The government is a class instrument, the means by which law is made and enforced. It regulates matters which concern the capitalist class as a whole, but which no one corporation or capitalist enterprise can manage by itself: interstate commerce, law enforcement, taxation, foreign investment subsidy, and suppression of threats to the capitalist system from riots or wars.

Politics for the workers is usually an exercise in futility. They choose between various capitalist candidates on the basis of a few speeches and television appearances, and hope for a law now and the in their favour. In times of social turmoil, most of them support candidates who re-assure them and promise to keep things normal. Having only a vague idea of their own interests, workers are swindled into accepting the best deal they can get from the capitalist parties. Time after time they scab on each other, smash their most militant political organizations, police and suppress the "radicals" among themselves who have begun to wake up, dilute their collective strength by using ethnic minority groups within their class as scapegoats, and fight and die in defence of the very property investments which exploit them. Then they are told that to vote for anything but a capitalist party is "unrealistic" because only capitalist parties can win elections.

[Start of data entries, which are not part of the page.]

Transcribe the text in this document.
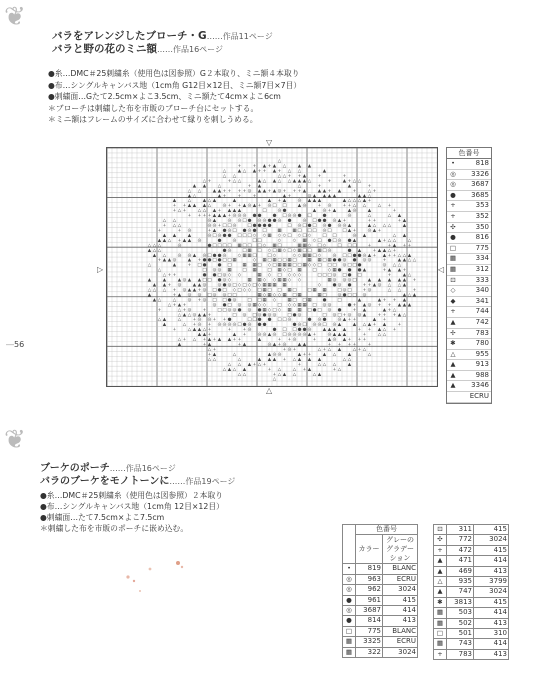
❦
❦
バラをアレンジしたブローチ・G……作品11ページ
バラと野の花のミニ額……作品16ページ
●糸…DMC＃25刺繍糸（使用色は図参照）G２本取り、ミニ額４本取り
●布…シングルキャンバス地（1cm角 G12目×12目、ミニ額7目×7目）
●刺繍面…Gたて2.5cm×よこ3.5cm、ミニ額たて4cm×よこ6cm
＊ブローチは刺繍した布を市販のブローチ台にセットする。
＊ミニ額はフレームのサイズに合わせて縁りを刺しうめる。
―56
▽
△
▷	◁
△
+	+ ▲ + ▲ △	▲ ▲
△	▲ △ ▲ + + ▲ + △ △	▲
△ △	△ △ + + ▲	+	+
△ +	+ △ △	▲ △ ▲ △ △ ▲ ▲ ▲ △	+	▲ + △ △
▲ ▲	△	+ ▲	△	+	▲	+
△ △	▲ ▲ + + + + ◎ ▲ ▲ + ▲ ◎ + + + ▲	▲ ▲ + ▲	+	△ +
▲ △	▲ +	+	+	▲ +	◎ ▲ ▲ ▲ ▲	▲ ▲ △
▲	△	▲ △ ▲	▲	▲ + ▲	◎ ▲ ▲ ▲	▲ △ △ △ ▲ +
+ + ▲ ▲ ▲ △	◎ + + ▲ ◎ ▲ + ◎ □ □	▲ ◎	+ ◎	+ + △ △	△ +
+ △ +	△ △ ▲ + ▲ ▲ ▲	□	◎ ●	▲ ◎ + ▲	▲ ◎	▲	+
+ + + + ▲ ▲ ▲ + ◎ ◎ ◎ ● ●	● □ ◎ ◎ ● □	●	◎	△	△ ▲
△ △	◎ ▲	◎ ◎ □ ● ◎ ◎ ● ● ◎ ●	◎ □ ● ● ◎ ▲ +	+ +	+ ▲
+ △ △	◎ ◎ + □ □ ◎	□ ● ● ● ●	□ ◎ □ ● □ ◎ ● ◎ ◎ ▲	▲ △ △ △	▲
+	+ ◎	+ ▲ ● ◎ □ ● ◎ ● □ ▦ ▦ □ □ □ ◎ □ □ ▲ +	◎ ▲ +
▲ ▲	▲	◎ □ ◎ ● ● □ □ □ ◇ ◇ ▦ ◇ ◇ □ ◇ □ ◇	□ □	◎ ▲	△ ▲
▲ ▲ △ + ▲ ▲ ◎	●	◎	□ □	◇	◇ ▦ ◇ □ ● □ ◎ ● ▲	▲ + △ △	△
△ △ △	◎	● □ □ □ □ ▦ □ □ □ ◇ ▦ □	▦ ▦ ◇ □ ◇	□ □ □	+	+ ▲ + +
▲ △ △	● ◎	□ ▦ □ ◇ □ ▦ ◇ □ ◇ ▦ □ □ ▦ □ ◎	● ▲	+ ▲ ▲ △ +
▲ △	◎ ◎ ▲ ◎ □ ● ● ◎	◇ ▦ ▦ □ □ ◇	◇ ◇ ▦ ▦ □ ◇	◎ □ □ ● ● ◎ ▲ + ▲ + + △ △ ▲
+ ▲ ▲ ◎	▲ + ● ● □ ● □ □ ▦	◇ ▦ □ ▦ □ □ ▦ □ ▦ ▦ □ ▦ ● ● ◎ ● ◎ ◎	+	▲ ▲ △ △
△	▲	+ □ ●	● □ ▦ ▦ □ ◇ □ ▦ ▦ ▦ □ □ ▦ ◇ ◇ □ □ □ ◎ □ □ ●	◎ △ △
△	□ ◎ ◎ ▦ □ ▦ □ ▦ ◇ □ ▦ □	◇ ▦ ● ● ● ▲	+ ▲ ▲ +
△ + +	● ● □ ◎ ◇ ◇	▦ ◇ □ ◇ ◇ ◇	□ □ □ ◎ □ ● □	+	▲ △
▲	▲	▲ ◎ ▲ ▲ □ □ ● ◎ ◇	▦ ▦ ◇ ◇ ▦ ▦ ◇ ◇	▦ ◎ ◎ ◎ □	▲ ▲ ▲ ▲ ▲ +
▲ ▲ + ◎	▲ ▲ ◎	◎ ● ◎ □ ◇ □ ◇ □ ◇ ▦ ▦ ▦ ▦	◇	● ◎ ●	+ + ▲ ◎ △ △ ▲
△ △ △ + ◎ ▲ ▲ + ◎ □ ● □ ◇ □ ◇ ◇ □ ▦ □ □ ▦ □ □ ▦ ▦ □ ◎ □	+ ◎	△ △	+
▲	+ ▲ ◎ ◎ □ ◎ ◎ □ □	▦ ◇ ▦ ◇ ◇ ▦ □ ▦	▦ □	◎ ● □ □ ◎	▲ △ ▲
▲ △	△	◎ + ◎ □ □ ● ◎	□ □ ▦ ◇	▦ □ □ ▦	●	□	▲	▲ + + ▲
△ + ▲ +	◎ ● □ ◎ ◎ ▦ ◇ ◇	□ ◇ ◇ ▦ ▦ □ ◎ ◎	● + ▲ ◎ + + ▲ ▲ ▲
+	△ + ◎	+	□ □ ◎ ◎ ● ◎ ● ▦ ◇ □ ◇ ▦ ▦ □ ● □ ◎ ●	+ ▲	▲ + △
△ ▲ △ ◎ ▲ ▲ +	□ ◎ □ ◎ ● ◎ ◎	□ ● ◎	□ ◎ □ + ◎ ◎ ▲	+ + + ▲ △
△ ▲	△	+ ◎ ◎ + + ●	□ □ ● ● □ □ ◎	● ◎ ●	◎ ▲ + +	▲ +
▲	△ + ◎ + ◎ ◎ ◎ ◎ □ ● ◎ ● ●	● ◎ □ ◎ ◎ □ ◎ ▲	▲ △ ▲ + ▲	+
+	△ ▲ ▲ △ +	+	+ ◎	● □ □ ● ● ◎	▲ ▲ ▲ ▲	+ + ▲ △ +
▲ ▲ +	▲ +	◎ ◎ ▲ ◎ □ ◎ ◎ ◎ ◎ ▲ +	◎ ▲ ▲ ▲	+	△ △
△ + △ + ▲ + ▲ ▲ + +	▲	+ + ◎	+	▲ ◎ ▲ + + +
▲	+ ▲	+ ▲	◎ ▲ + ◎	▲ ▲	+ + + +	+
△ +	+ ◎ +	△ + △ ▲	△ + △
+ ▲	△	▲ ◎ ◎	▲ + +	▲ △	▲	△
△ △	△	▲ ▲ ▲ + △ ▲ ▲ ▲	△ △
△ △ ▲ + △ +	+	△ △ △	▲
△ ▲ △ ▲	+ △	△ + ▲	+ △
△ △	+ △ ▲ △	△ ▲
△
色番号
•	818
◎	3326
◎	3687
●	3685
+	353
+	352
✣	350
●	816
□	775
▦	334
▦	312
⊡	333
◇	340
◆	341
+	744
▲	742
✢	783
✱	780
△	955
▲	913
▲	988
▲	3346
ECRU
ブーケのポーチ……作品16ページ
バラのブーケをモノトーンに……作品19ページ
●糸…DMC＃25刺繍糸（使用色は図参照）２本取り
●布…シングルキャンバス地（1cm角 12目×12目）
●刺繍面…たて7.5cm×よこ7.5cm
＊刺繍した布を市販のポーチに嵌め込む。
		色番号	
	カラー	グレーのグラデーション
•	819	BLANC
◎	963	ECRU
◎	962	3024
●	961	415
◎	3687	414
●	814	413
□	775	BLANC
▦	3325	ECRU
▦	322	3024
⊡	311	415
✣	772	3024
+	472	415
▲	471	414
▲	469	413
△	935	3799
▲	747	3024
✱	3813	415
▦	503	414
▦	502	413
□	501	310
▦	743	414
+	783	413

The workers in short are a subject class. They are prevented from changing their position by their failure to see government as a class weapon. The schools teach them that government mediates between classes, and that they owe something to the government because it represents them. But no government, in a society made up of two classes with irreconcilable interests, can represent the interests of both classes. If it represents the interests of one class, then it is by definition suppressing the other. Either the government represents our employers, or it represents us. Either the government represents our employer, or it represents us. And since it protects our employers' monopoly over the nation's wealth, orders us to risk our lives in its defence, limits our right to strike and safeguards their right to exploit us, and maintains our cages for our "rehabilitation" in the event that we rebel against their authority, we should recognise that "law and order" in their mouths is just one more of the many frauds by which they remain in the seat of power.

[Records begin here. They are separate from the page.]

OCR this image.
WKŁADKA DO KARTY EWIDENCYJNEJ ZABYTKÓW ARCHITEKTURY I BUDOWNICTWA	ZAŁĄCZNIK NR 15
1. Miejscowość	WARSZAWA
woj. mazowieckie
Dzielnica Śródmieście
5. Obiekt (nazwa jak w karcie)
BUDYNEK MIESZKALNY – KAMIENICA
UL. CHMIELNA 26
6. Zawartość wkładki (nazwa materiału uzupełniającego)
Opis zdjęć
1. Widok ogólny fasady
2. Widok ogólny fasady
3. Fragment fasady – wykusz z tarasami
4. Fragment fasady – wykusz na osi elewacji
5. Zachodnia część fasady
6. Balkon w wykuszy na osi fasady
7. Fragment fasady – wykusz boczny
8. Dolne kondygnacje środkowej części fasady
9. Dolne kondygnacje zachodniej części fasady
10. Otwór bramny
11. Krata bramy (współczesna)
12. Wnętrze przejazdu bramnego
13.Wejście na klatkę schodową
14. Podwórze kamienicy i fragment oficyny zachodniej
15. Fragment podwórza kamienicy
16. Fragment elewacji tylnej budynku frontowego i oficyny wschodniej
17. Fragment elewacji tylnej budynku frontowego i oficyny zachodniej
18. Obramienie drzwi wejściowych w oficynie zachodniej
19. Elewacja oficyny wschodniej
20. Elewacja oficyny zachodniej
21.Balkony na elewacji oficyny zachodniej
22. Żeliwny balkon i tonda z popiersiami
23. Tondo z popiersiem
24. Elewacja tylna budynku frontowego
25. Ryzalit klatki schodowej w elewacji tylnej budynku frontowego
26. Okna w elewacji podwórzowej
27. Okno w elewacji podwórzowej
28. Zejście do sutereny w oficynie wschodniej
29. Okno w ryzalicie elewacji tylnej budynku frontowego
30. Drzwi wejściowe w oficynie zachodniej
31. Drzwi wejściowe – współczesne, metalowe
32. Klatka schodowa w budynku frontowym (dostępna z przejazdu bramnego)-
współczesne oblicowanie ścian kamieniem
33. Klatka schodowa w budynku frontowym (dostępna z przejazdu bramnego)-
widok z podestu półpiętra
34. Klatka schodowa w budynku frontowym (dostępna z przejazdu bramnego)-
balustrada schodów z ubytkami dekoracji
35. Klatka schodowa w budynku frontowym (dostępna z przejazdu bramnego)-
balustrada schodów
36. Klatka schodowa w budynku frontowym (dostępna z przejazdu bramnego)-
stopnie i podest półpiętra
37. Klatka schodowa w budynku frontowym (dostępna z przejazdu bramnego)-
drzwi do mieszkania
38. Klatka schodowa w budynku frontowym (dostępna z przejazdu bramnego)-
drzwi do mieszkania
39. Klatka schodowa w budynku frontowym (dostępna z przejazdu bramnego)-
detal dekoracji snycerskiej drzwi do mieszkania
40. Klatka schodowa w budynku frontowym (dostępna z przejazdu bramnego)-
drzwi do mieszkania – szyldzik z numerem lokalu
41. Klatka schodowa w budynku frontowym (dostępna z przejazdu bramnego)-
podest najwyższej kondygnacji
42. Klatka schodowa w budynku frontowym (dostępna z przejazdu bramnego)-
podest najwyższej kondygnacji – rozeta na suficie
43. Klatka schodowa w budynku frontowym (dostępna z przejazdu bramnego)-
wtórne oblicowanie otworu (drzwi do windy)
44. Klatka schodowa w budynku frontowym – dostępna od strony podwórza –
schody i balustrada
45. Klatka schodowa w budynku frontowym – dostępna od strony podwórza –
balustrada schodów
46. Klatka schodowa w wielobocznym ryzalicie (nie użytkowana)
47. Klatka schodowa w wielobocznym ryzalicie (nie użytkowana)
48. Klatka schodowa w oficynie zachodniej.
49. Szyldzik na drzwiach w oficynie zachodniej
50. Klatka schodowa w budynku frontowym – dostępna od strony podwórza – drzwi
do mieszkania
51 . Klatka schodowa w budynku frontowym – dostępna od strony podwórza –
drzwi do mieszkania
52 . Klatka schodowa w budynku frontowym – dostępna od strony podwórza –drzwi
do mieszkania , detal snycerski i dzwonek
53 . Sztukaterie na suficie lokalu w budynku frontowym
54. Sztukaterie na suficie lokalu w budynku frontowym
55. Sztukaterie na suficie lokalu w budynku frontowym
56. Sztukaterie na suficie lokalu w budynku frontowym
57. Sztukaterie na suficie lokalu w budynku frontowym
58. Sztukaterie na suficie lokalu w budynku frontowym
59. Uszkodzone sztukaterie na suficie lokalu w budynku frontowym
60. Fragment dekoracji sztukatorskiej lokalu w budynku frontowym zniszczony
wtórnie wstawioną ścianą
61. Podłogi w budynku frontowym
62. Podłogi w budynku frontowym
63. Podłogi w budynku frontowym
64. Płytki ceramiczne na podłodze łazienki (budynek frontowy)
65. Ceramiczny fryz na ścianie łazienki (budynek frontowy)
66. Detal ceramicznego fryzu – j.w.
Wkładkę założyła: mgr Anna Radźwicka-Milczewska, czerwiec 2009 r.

Law and order means the law and order of General Motors, Standard Oil, Socony-Mobil, U.S. Steel—the law and order of the capitalist class. For the rest of us, law and order means ten thousand troops clubbing and gassing crowds of unarmed demonstrators in the streets of Chicago. More important, it means a system which enriches 10 per cent of the population at the expense of the other 90 per cent.

What capitalist politicians want us to understand by it, of course, is mothers being able to wheel their baby carriages through the park without getting raped, and smiling policemen who help little children across the street. But what their use of the tern suggests is that the ordinary methods of protecting the system are no longer working. Individual assaults on the property of the capitalist class are handled by courts and prisons; but the courts are not prepared to handle mass insurrections, nor are they equipped for things such as the guerrilla warfare that broke out last summer against the Cleveland police.

The phrase "law and order" is intended to prepare the politically ignorant majority of Americans for some extraordinary, perhaps unbelievably brutal, means to cope with dissent. The government, with working class support, may suspend what few civil liberties remain to the workers. It may draft half a million young men for continuous occupation of the major cities, and imprison the leaders of every organization which is considered subversive. It may dupe white workers into venting their discontent on black workers in a kind of domestic Vietnam. The future seems grim, and the only thing that will brighten it is the spread of socialist concepts.